Unsupervised Domain Adaptation within Deep Foundation Latent Spaces
Dmitry Kangin, Plamen Angelov
TL;DR
This paper addresses unsupervised domain adaptation without finetuning by operating in the latent spaces of foundation models. It proposes a simple, prototype-based method that clusters source and target embeddings into prototypes and aligns them using $\ell^2$ or 2-Wasserstein distances, with classification via nearest-prototype matching. The results show that fixed ViT-based representations with distribution matching can outperform some finetuning-based UDA baselines in DomainNet, and the approach affords interpretable error analysis through prototype proximity. Limitations include inconsistent gains across backbones (e.g., DinoV2) and varying dependence on pretraining, highlighting both practical utility and areas for further improvement.
Abstract
The vision transformer-based foundation models, such as ViT or Dino-V2, are aimed at solving problems with little or no finetuning of features.
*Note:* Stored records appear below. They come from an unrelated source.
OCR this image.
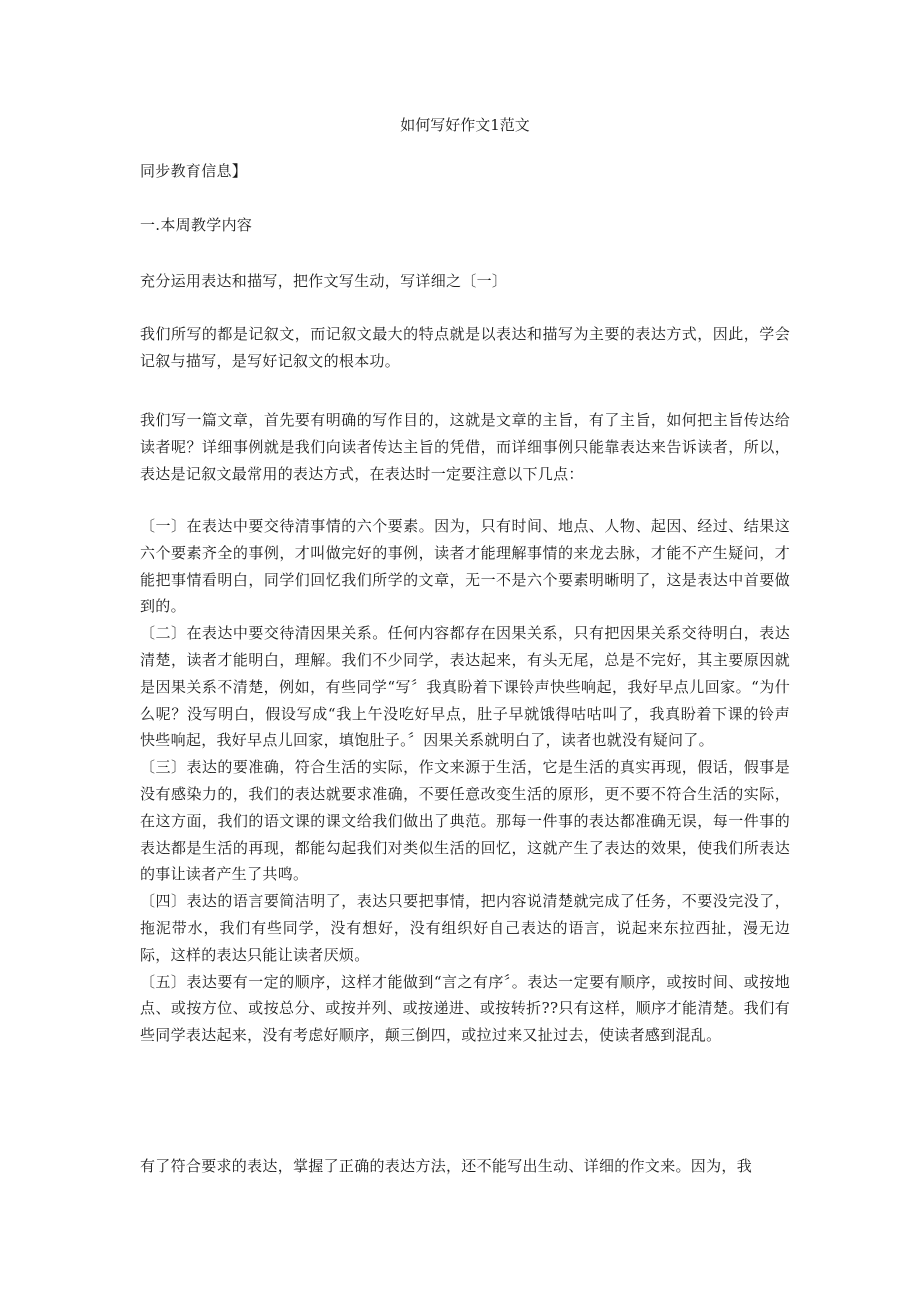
如何写好作文1范文
同步教育信息】
一.本周教学内容
充分运用表达和描写，把作文写生动，写详细之〔一〕
我们所写的都是记叙文，而记叙文最大的特点就是以表达和描写为主要的表达方式，因此，学会记叙与描写，是写好记叙文的根本功。
我们写一篇文章，首先要有明确的写作目的，这就是文章的主旨，有了主旨，如何把主旨传达给读者呢？详细事例就是我们向读者传达主旨的凭借，而详细事例只能靠表达来告诉读者，所以，表达是记叙文最常用的表达方式，在表达时一定要注意以下几点：
〔一〕在表达中要交待清事情的六个要素。因为，只有时间、地点、人物、起因、经过、结果这六个要素齐全的事例，才叫做完好的事例，读者才能理解事情的来龙去脉，才能不产生疑问，才能把事情看明白，同学们回忆我们所学的文章，无一不是六个要素明晰明了，这是表达中首要做到的。
〔二〕在表达中要交待清因果关系。任何内容都存在因果关系，只有把因果关系交待明白，表达清楚，读者才能明白，理解。我们不少同学，表达起来，有头无尾，总是不完好，其主要原因就是因果关系不清楚，例如，有些同学“写〞我真盼着下课铃声快些响起，我好早点儿回家。“为什么呢？没写明白，假设写成“我上午没吃好早点，肚子早就饿得咕咕叫了，我真盼着下课的铃声快些响起，我好早点儿回家，填饱肚子。〞因果关系就明白了，读者也就没有疑问了。
〔三〕表达的要准确，符合生活的实际，作文来源于生活，它是生活的真实再现，假话，假事是没有感染力的，我们的表达就要求准确，不要任意改变生活的原形，更不要不符合生活的实际，在这方面，我们的语文课的课文给我们做出了典范。那每一件事的表达都准确无误，每一件事的表达都是生活的再现，都能勾起我们对类似生活的回忆，这就产生了表达的效果，使我们所表达的事让读者产生了共鸣。
〔四〕表达的语言要简洁明了，表达只要把事情，把内容说清楚就完成了任务，不要没完没了，拖泥带水，我们有些同学，没有想好，没有组织好自己表达的语言，说起来东拉西扯，漫无边际，这样的表达只能让读者厌烦。
〔五〕表达要有一定的顺序，这样才能做到“言之有序〞。表达一定要有顺序，或按时间、或按地点、或按方位、或按总分、或按并列、或按递进、或按转折??只有这样，顺序才能清楚。我们有些同学表达起来，没有考虑好顺序，颠三倒四，或拉过来又扯过去，使读者感到混乱。
有了符合要求的表达，掌握了正确的表达方法，还不能写出生动、详细的作文来。因为，我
Using a setting of prototypical networks, we analyse to what extent such foundation models can solve unsupervised domain adaptation without finetuning over the source or target domain. Through quantitative analysis, as well as qualitative interpretations of decision making, we demonstrate that the suggested method can improve upon existing baselines, as well as showcase the limitations of such approach yet to be solved.